Abstract base class of all file systems used by Flink. This class may be extended to implement
distributed file systems, or local file systems. The abstraction by this file system is very simple,
and the set of available operations quite limited, to support the common denominator of a wide
range of file systems. For example, appending to or mutating existing files is not supported.
Flink implements and supports some file system types directly (for example the default
machine-local file system). Other file system types are accessed by an implementation that bridges
to the suite of file systems supported by Hadoop (such as for example HDFS).
Scope and Purpose
The purpose of this abstraction is used to expose a common and well defined interface for
access to files. This abstraction is used both by Flink's fault tolerance mechanism (storing
state and recovery data) and by reusable built-in connectors (file sources / sinks).
The purpose of this abstraction is not to give user programs an abstraction with
extreme flexibility and control across all possible file systems. That mission would be a folly,
as the differences in characteristics of even the most common file systems are already quite
large. It is expected that user programs that need specialized functionality of certain file systems
in their functions, operations, sources, or sinks instantiate the specialized file system adapters
directly.
Data Persistence Contract
The FileSystem's
FSDataOutputStream are used to persistently store data,
both for results of streaming applications and for fault tolerance and recovery. It is therefore
crucial that the persistence semantics of these streams are well defined.

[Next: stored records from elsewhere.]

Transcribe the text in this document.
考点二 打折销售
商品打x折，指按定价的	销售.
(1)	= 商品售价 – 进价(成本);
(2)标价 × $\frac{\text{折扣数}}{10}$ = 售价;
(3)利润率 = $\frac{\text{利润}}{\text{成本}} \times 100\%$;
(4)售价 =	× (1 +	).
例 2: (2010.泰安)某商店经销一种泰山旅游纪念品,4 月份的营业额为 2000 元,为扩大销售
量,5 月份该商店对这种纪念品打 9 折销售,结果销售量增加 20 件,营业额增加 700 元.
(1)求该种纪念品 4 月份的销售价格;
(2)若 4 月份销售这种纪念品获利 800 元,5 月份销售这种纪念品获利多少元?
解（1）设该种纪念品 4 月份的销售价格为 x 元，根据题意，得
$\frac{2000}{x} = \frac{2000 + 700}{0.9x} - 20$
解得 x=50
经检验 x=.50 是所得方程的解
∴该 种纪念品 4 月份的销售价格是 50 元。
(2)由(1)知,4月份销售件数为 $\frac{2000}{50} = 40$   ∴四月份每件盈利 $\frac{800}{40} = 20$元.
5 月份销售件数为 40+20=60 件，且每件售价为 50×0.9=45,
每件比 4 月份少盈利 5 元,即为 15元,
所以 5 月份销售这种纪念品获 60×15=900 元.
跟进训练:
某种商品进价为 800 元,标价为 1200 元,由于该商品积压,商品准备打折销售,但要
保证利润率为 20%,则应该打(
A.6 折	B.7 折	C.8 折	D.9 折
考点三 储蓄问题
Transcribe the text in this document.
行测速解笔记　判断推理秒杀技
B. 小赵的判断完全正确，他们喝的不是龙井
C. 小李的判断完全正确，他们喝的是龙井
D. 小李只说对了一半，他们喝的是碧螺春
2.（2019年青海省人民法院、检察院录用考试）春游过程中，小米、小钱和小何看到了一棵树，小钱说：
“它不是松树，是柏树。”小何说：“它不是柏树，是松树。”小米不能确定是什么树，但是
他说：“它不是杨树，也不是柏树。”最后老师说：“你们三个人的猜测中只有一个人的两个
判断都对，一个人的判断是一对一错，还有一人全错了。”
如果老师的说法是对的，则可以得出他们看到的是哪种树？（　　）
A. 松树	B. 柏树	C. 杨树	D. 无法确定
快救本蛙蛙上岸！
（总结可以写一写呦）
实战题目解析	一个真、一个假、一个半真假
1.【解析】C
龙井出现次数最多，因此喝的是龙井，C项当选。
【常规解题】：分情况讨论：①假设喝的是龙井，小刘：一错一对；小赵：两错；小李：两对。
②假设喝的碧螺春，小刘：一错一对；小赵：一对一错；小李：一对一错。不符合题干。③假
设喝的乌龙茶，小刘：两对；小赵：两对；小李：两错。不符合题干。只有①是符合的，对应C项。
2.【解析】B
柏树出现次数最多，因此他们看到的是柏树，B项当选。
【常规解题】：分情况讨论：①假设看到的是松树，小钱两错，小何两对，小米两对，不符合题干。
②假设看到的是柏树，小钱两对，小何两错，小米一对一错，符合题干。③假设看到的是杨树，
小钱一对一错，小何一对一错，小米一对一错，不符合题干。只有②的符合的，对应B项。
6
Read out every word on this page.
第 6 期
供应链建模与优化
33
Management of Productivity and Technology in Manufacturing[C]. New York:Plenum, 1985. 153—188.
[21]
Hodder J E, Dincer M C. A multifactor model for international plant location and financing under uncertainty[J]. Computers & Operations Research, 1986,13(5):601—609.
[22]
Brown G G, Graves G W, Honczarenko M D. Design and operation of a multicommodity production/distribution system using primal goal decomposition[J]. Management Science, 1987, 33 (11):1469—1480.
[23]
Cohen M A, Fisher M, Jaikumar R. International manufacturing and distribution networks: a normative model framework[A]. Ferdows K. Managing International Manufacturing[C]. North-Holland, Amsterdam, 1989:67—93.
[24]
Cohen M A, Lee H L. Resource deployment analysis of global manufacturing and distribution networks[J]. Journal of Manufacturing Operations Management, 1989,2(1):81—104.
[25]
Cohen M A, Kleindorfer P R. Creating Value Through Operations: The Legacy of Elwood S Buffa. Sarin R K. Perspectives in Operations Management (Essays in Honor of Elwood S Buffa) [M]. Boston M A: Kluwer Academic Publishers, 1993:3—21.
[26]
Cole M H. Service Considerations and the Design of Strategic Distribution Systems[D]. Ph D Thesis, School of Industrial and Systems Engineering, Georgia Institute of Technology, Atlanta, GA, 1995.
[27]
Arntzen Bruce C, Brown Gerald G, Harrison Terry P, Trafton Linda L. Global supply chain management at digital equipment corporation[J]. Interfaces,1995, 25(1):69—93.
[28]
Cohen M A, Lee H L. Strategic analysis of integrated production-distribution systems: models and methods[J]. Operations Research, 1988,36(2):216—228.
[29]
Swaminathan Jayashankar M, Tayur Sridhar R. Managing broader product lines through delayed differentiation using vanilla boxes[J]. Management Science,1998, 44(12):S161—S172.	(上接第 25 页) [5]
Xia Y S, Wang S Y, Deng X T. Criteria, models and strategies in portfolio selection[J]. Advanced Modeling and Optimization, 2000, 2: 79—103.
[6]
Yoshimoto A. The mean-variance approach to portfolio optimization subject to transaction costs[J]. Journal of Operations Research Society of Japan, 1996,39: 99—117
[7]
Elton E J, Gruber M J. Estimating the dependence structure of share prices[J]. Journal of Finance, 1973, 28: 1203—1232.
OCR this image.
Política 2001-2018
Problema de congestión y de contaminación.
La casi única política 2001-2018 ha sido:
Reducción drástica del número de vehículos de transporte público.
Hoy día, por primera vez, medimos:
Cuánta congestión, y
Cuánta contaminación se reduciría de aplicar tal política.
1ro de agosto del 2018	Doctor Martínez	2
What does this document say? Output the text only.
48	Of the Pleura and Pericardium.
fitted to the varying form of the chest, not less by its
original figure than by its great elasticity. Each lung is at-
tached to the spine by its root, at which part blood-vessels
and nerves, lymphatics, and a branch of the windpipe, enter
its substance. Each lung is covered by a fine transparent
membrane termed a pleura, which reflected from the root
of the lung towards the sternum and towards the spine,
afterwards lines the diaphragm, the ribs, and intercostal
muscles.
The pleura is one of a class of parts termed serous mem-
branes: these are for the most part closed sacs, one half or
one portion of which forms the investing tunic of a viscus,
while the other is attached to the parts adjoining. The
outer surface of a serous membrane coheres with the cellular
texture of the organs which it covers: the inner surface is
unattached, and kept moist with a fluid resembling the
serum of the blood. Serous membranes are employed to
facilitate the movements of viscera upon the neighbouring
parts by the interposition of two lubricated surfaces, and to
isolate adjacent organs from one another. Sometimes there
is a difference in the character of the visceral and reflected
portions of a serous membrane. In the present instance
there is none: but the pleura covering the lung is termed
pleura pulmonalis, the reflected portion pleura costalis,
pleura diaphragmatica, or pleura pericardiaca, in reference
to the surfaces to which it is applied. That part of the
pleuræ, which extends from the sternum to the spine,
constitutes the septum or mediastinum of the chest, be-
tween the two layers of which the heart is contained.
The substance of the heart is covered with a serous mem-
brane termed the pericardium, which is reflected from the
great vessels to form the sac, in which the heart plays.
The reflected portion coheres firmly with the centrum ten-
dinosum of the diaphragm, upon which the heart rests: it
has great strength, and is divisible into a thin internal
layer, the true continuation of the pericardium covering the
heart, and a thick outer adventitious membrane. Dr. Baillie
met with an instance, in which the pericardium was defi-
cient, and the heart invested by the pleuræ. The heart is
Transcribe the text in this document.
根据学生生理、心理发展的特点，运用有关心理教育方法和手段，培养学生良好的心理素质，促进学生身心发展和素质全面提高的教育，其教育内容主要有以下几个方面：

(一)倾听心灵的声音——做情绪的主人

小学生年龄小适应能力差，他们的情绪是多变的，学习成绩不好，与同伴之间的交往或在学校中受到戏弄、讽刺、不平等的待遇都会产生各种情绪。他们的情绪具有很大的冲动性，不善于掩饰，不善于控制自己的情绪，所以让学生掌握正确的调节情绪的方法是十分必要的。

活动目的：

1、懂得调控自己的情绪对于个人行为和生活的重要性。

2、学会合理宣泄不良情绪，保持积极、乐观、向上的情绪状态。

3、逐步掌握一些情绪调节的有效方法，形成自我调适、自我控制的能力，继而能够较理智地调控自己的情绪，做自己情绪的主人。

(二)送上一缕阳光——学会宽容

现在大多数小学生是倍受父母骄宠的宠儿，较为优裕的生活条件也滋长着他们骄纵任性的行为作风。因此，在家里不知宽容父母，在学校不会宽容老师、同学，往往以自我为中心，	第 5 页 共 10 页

Definition of Persistence Guarantees
Data written to an output stream is considered persistent, if two requirements are met:
- Visibility Requirement: It must be guaranteed that all other processes, machines,
virtual machines, containers, etc. that are able to access the file see the data consistently
when given the absolute file path. This requirement is similar to the close-to-open
semantics defined by POSIX, but restricted to the file itself (by its absolute path).
- Durability Requirement: The file system's specific durability/persistence requirements
must be met. These are specific to the particular file system. For example the
LocalFileSystem does not provide any durability guarantees for crashes of both
hardware and operating system, while replicated distributed file systems (like HDFS)
typically guarantee durability in the presence of at most n concurrent node failures,
where n is the replication factor.
Updates to the file's parent directory (such that the file shows up when
listing the directory contents) are not required to be complete for the data in the file stream
to be considered persistent. This relaxation is important for file systems where updates to
directory contents are only eventually consistent.
The
FSDataOutputStream has to guarantee data persistence for the written bytes
once the call to
FSDataOutputStream#close() returns.
Examples
- For fault-tolerant distributed file systems, data is considered persistent once
it has been received and acknowledged by the file system, typically by having been replicated
to a quorum of machines (durability requirement). In addition the absolute file path
must be visible to all other machines that will potentially access the file (visibility
requirement).
Whether data has hit non-volatile storage on the storage nodes depends on the specific
guarantees of the particular file system.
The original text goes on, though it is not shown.